La prima responsabilità di questa situazione sta naturalmente nella debolezza della politica, in parte intrinseca, in parte - come dicevo - indotta a forza. Ma c'è anche un sistema di leggi, di norme, di codici e codicilli, farraginoso e bizantino, in cui è difficile districarsi, anche perché spesso all'interno delle amministrazioni comunali mancano le competenze. In questi anni alla debolezza della politica si è accompagnata una debolezza della struttura amministrativa, della burocrazia, anche perché i dirigenti vengono scelti più per la propria fedeltà all'amministrazione che per le reali competenze, e così si alimenta un corto circuito pericoloso.
Non entro nel merito delle ultime vicende di attualità, ma oggettivamente adesso a chi mai verrebbe voglia di fare il sindaco? A Forrest Gump o a Pietro Gambadilegno. Il primo non si rende conto di cosa gli succede intorno e rischia di diventare una facile pedina per gli interessi di altri, il secondo ha ormai una scorza così dura che l'ennesimo avviso di garanzia non gli fa né caldo né freddo, anche perché i cittadini - tutti noi - siamo così abituati alla corruzione, che non ci facciamo neppure più caso. E piano piano i cittadini normali, quelli che non sono troppo stupidi o troppo corrotti, si allontanano, e, anche quando si avvicinano, vengono allontanati. Non si sa mai: a volte la normalità è contagiosa.
Da tutto questo chi ci guadagna? Sempre i peggiori ovviamente, quelli che riescono a piegare la politica ai loro interessi, quelli che se ne fregano dei bisogni dei cittadini o della difesa del territorio, ma hanno bisogno di costruire nuove strade, nuovi centri commerciali, nuove case in cui non andrà ad abitare nessuno. E ci guadagna soprattutto chi ha interesse a convincerci che la politica fa schifo, tutta, da tutte le parti, chi ha interesse che la partecipazione al voto cali, perché è più economico corrompere pochi che molti. Ci guadagnano quelli sta preparando una soluzione in cui la politica serva sempre meno, perché la politica costa - e quindi togliamo di qui e di là, dai senatori ai consiglieri provinciali - perché la politica è troppo lenta - mentre uno solo decide in fretta - perché la politica fa nascere contrapposizioni, mentre ci sono soluzioni tecniche che sono perfette, che vanno bene a tutti, che non sono né di destra né di sinistra. Se vi sembra di riconoscere formule e personaggi che in questi tempi vanno per la maggiore è perché è proprio così che è andata. Quelli di Repubblica e del Corriere non vedevano l'ora che fossero indagati i sindaci del Movimento Cinque stelle, perché questo è il segno che la politica è irrecuperabile e la soluzione è sempre quella: meno democrazia.

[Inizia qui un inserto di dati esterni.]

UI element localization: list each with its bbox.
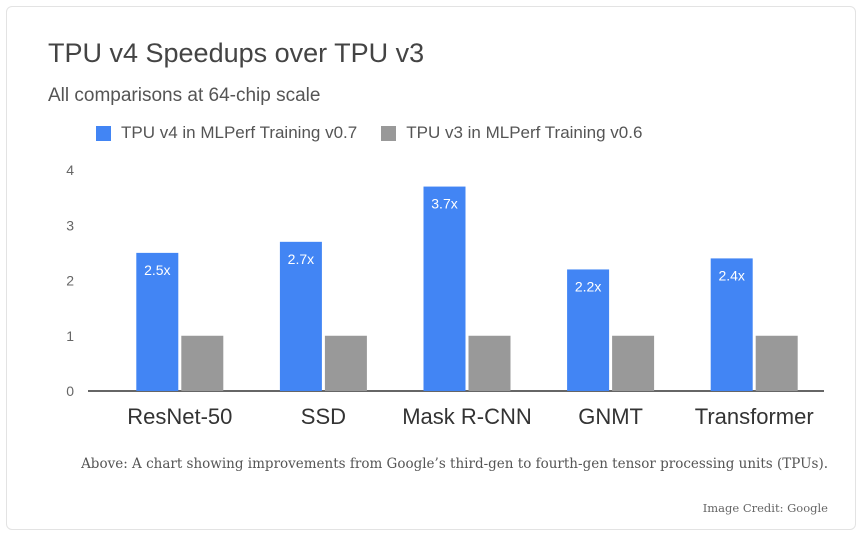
legend-swatch-tpu-v4 (96, 125, 111, 141)
legend-item-tpu-v3: TPU v3 in MLPerf Training v0.6 (381, 123, 642, 143)
bar-tpu-v3 (468, 335, 511, 391)
bar-data-label: 2.7x (288, 251, 314, 267)
bar-tpu-v4 (567, 269, 610, 391)
legend-label-tpu-v4: TPU v4 in MLPerf Training v0.7 (121, 123, 358, 142)
y-tick-label: 4 (66, 162, 74, 178)
y-tick-label: 2 (66, 273, 74, 289)
chart-frame (6, 6, 856, 530)
x-category-label: Mask R-CNN (402, 404, 532, 429)
x-category-label: GNMT (578, 404, 643, 429)
x-category-label: SSD (301, 404, 346, 429)
bar-tpu-v4 (279, 241, 322, 391)
bar-tpu-v4 (710, 258, 753, 391)
bar-data-label: 2.4x (718, 267, 744, 283)
bar-data-label: 3.7x (431, 196, 457, 212)
legend-item-tpu-v4: TPU v4 in MLPerf Training v0.7 (96, 123, 357, 143)
x-category-label: ResNet-50 (127, 404, 232, 429)
bar-tpu-v3 (755, 335, 798, 391)
chart-title: TPU v4 Speedups over TPU v3 (48, 38, 425, 68)
chart-legend: TPU v4 in MLPerf Training v0.7 TPU v3 in… (96, 123, 666, 143)
bar-tpu-v3 (181, 335, 224, 391)
image-credit: Image Credit: Google (702, 501, 828, 515)
y-tick-label: 0 (66, 383, 74, 399)
bar-tpu-v4 (136, 252, 179, 391)
figure-caption: Above: A chart showing improvements from… (81, 456, 828, 472)
chart-subtitle: All comparisons at 64-chip scale (48, 85, 321, 106)
bar-tpu-v3 (324, 335, 367, 391)
bar-data-label: 2.5x (144, 262, 170, 278)
x-category-label: Transformer (695, 404, 814, 429)
y-tick-label: 1 (66, 328, 74, 344)
bar-tpu-v3 (612, 335, 655, 391)
y-tick-label: 3 (66, 217, 74, 233)
legend-swatch-tpu-v3 (381, 125, 397, 141)
bar-tpu-v4 (423, 186, 466, 391)
legend-label-tpu-v3: TPU v3 in MLPerf Training v0.6 (406, 123, 643, 142)
bar-data-label: 2.2x (575, 278, 601, 294)
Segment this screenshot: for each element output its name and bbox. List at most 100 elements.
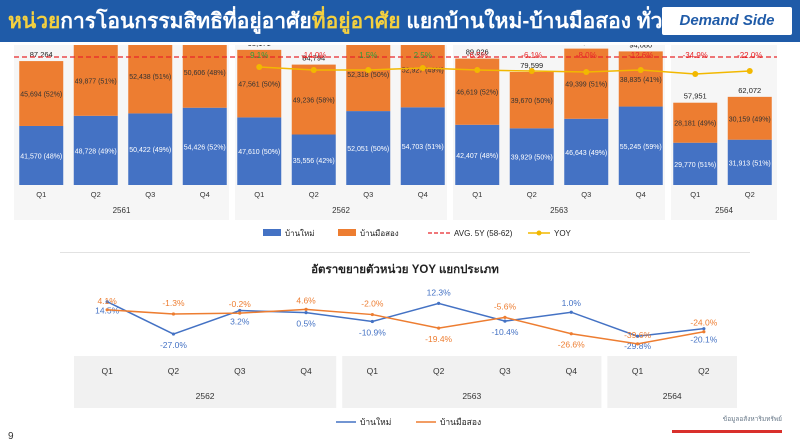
label-new-home: -29.8% xyxy=(624,341,651,351)
label-second-hand: -39.6% xyxy=(624,330,651,340)
bar-second-hand xyxy=(19,61,64,126)
bar-new-home-label: 35,556 (42%) xyxy=(293,158,335,165)
point-new-home xyxy=(437,301,441,306)
x-tick-label: Q4 xyxy=(418,190,428,199)
label-second-hand: -5.6% xyxy=(494,301,517,311)
bar-second-hand xyxy=(128,38,173,114)
bar-new-home xyxy=(727,139,772,185)
yoy-point xyxy=(746,68,753,74)
x-tick-label: Q2 xyxy=(745,190,755,199)
point-second-hand xyxy=(702,330,706,334)
x-tick-label: Q4 xyxy=(300,366,312,376)
point-new-home xyxy=(702,327,706,331)
bar-new-home xyxy=(237,117,282,185)
bar-total-label: 94,080 xyxy=(629,45,652,49)
label-new-home: 3.2% xyxy=(230,317,250,327)
bar-new-home xyxy=(73,115,118,185)
yoy-point xyxy=(365,67,372,73)
bar-second-hand-label: 38,835 (41%) xyxy=(620,77,662,84)
point-new-home xyxy=(503,319,507,323)
bar-new-home xyxy=(618,106,663,185)
x-tick-label: Q2 xyxy=(527,190,537,199)
year-label: 2563 xyxy=(462,391,481,401)
bar-second-hand xyxy=(182,35,227,108)
bar-second-hand-label: 47,561 (50%) xyxy=(238,82,280,89)
x-tick-label: Q1 xyxy=(690,190,700,199)
yoy-label: 1.5% xyxy=(359,51,377,60)
bar-second-hand-label: 28,181 (49%) xyxy=(674,121,716,128)
bar-second-hand-label: 50,606 (48%) xyxy=(184,70,226,77)
bar-new-home-label: 54,426 (52%) xyxy=(184,144,226,151)
label-second-hand: -26.6% xyxy=(558,340,585,350)
year-label: 2562 xyxy=(332,206,350,215)
bar-second-hand-label: 52,927 (49%) xyxy=(402,68,444,75)
bar-new-home xyxy=(182,107,227,185)
bar-new-home-label: 55,245 (59%) xyxy=(620,144,662,151)
demand-side-badge: Demand Side xyxy=(662,7,792,35)
bar-total-label: 79,599 xyxy=(520,61,543,70)
label-new-home: 0.5% xyxy=(296,319,316,329)
bar-new-home xyxy=(673,142,718,185)
bar-second-hand-label: 49,236 (58%) xyxy=(293,98,335,105)
yoy-line-chart-panel: อัตราขยายตัวหน่วย YOY แยกประเภท 2562 2563 2… xyxy=(60,252,750,435)
legend-swatch-new-home xyxy=(263,229,281,236)
bar-second-hand-label: 49,399 (51%) xyxy=(565,82,607,89)
label-second-hand: 4.6% xyxy=(296,295,316,305)
bar-new-home-label: 54,703 (51%) xyxy=(402,144,444,151)
yoy-point xyxy=(419,65,426,71)
point-new-home xyxy=(635,334,640,338)
x-tick-label: Q2 xyxy=(433,366,445,376)
label-second-hand: 4.1% xyxy=(97,296,117,306)
yoy-point xyxy=(692,71,699,77)
point-new-home xyxy=(569,310,573,314)
point-new-home xyxy=(370,319,374,324)
chart-title: อัตราขยายตัวหน่วย YOY แยกประเภท xyxy=(311,263,499,276)
title-text-2: แยกบ้านใหม่-บ้านมือสอง ทั่วประเทศ xyxy=(400,10,733,33)
yoy-point xyxy=(256,64,263,70)
x-tick-label: Q4 xyxy=(636,190,646,199)
legend-label-second-hand: บ้านมือสอง xyxy=(360,229,399,238)
bar-new-home-label: 48,728 (49%) xyxy=(75,148,117,155)
bar-new-home-label: 39,929 (50%) xyxy=(511,155,553,162)
yoy-point xyxy=(528,68,535,74)
x-tick-label: Q2 xyxy=(168,366,180,376)
label-second-hand: -24.0% xyxy=(690,318,717,328)
x-tick-label: Q2 xyxy=(309,190,319,199)
point-new-home xyxy=(304,311,308,315)
legend-swatch-second-hand xyxy=(338,229,356,236)
yoy-label: -22.0% xyxy=(737,51,762,60)
bar-second-hand xyxy=(564,48,609,119)
stacked-bar-chart: 2561 2562 2563 2564 41,570 (48%) 45,694 (52%)… xyxy=(14,21,777,238)
yoy-label: -8.0% xyxy=(576,51,597,60)
bar-second-hand-label: 39,670 (50%) xyxy=(511,98,553,105)
header-bar: หน่วยการโอนกรรมสิทธิที่อยู่อาศัยที่อยู่อ… xyxy=(0,0,800,42)
x-tick-label: Q1 xyxy=(367,366,379,376)
stacked-bar-chart-panel: 2561 2562 2563 2564 41,570 (48%) 45,694 (52%)… xyxy=(8,21,792,245)
bar-new-home xyxy=(564,118,609,185)
x-tick-label: Q3 xyxy=(581,190,591,199)
bar-total-label: 57,951 xyxy=(684,92,707,101)
year-label: 2562 xyxy=(196,391,215,401)
point-new-home xyxy=(105,300,109,304)
label-new-home: 12.3% xyxy=(427,287,452,297)
bar-second-hand-label: 46,619 (52%) xyxy=(456,90,498,97)
year-label: 2564 xyxy=(663,391,682,401)
point-second-hand xyxy=(238,311,242,315)
year-label: 2564 xyxy=(715,206,733,215)
bar-new-home-label: 41,570 (48%) xyxy=(20,153,62,160)
footer-logo: ข้อมูลอสังหาริมทรัพย์ xyxy=(662,416,782,442)
bar-second-hand xyxy=(291,64,336,135)
bar-total-label: 62,072 xyxy=(738,86,761,95)
point-new-home xyxy=(238,308,242,313)
line-second-hand xyxy=(107,308,704,345)
label-new-home: -20.1% xyxy=(690,335,717,345)
year-band xyxy=(342,356,602,408)
x-tick-label: Q1 xyxy=(254,190,264,199)
x-tick-label: Q1 xyxy=(101,366,113,376)
x-tick-label: Q2 xyxy=(698,366,710,376)
yoy-point xyxy=(637,67,644,73)
bar-new-home-label: 52,051 (50%) xyxy=(347,146,389,153)
label-new-home: -10.9% xyxy=(359,328,386,338)
point-second-hand xyxy=(105,308,109,312)
point-second-hand xyxy=(370,312,374,317)
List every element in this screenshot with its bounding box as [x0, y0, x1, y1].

Naturalmente possiamo anche andare avanti così e continuare a essere contenti se il sindaco del partito a noi avverso riceve un avviso di garanzia - e io, da vecchio fazioso, continuo a essere contento quando un sindaco del pd ne riceve uno - ma se andiamo avanti per questa strada, se continuiamo a preferire la via giudiziaria a quella politica, se non richiamiamo i cani che tutti abbiamo sguinzagliato, ne farà la spese la democrazia. Che sta sempre peggio.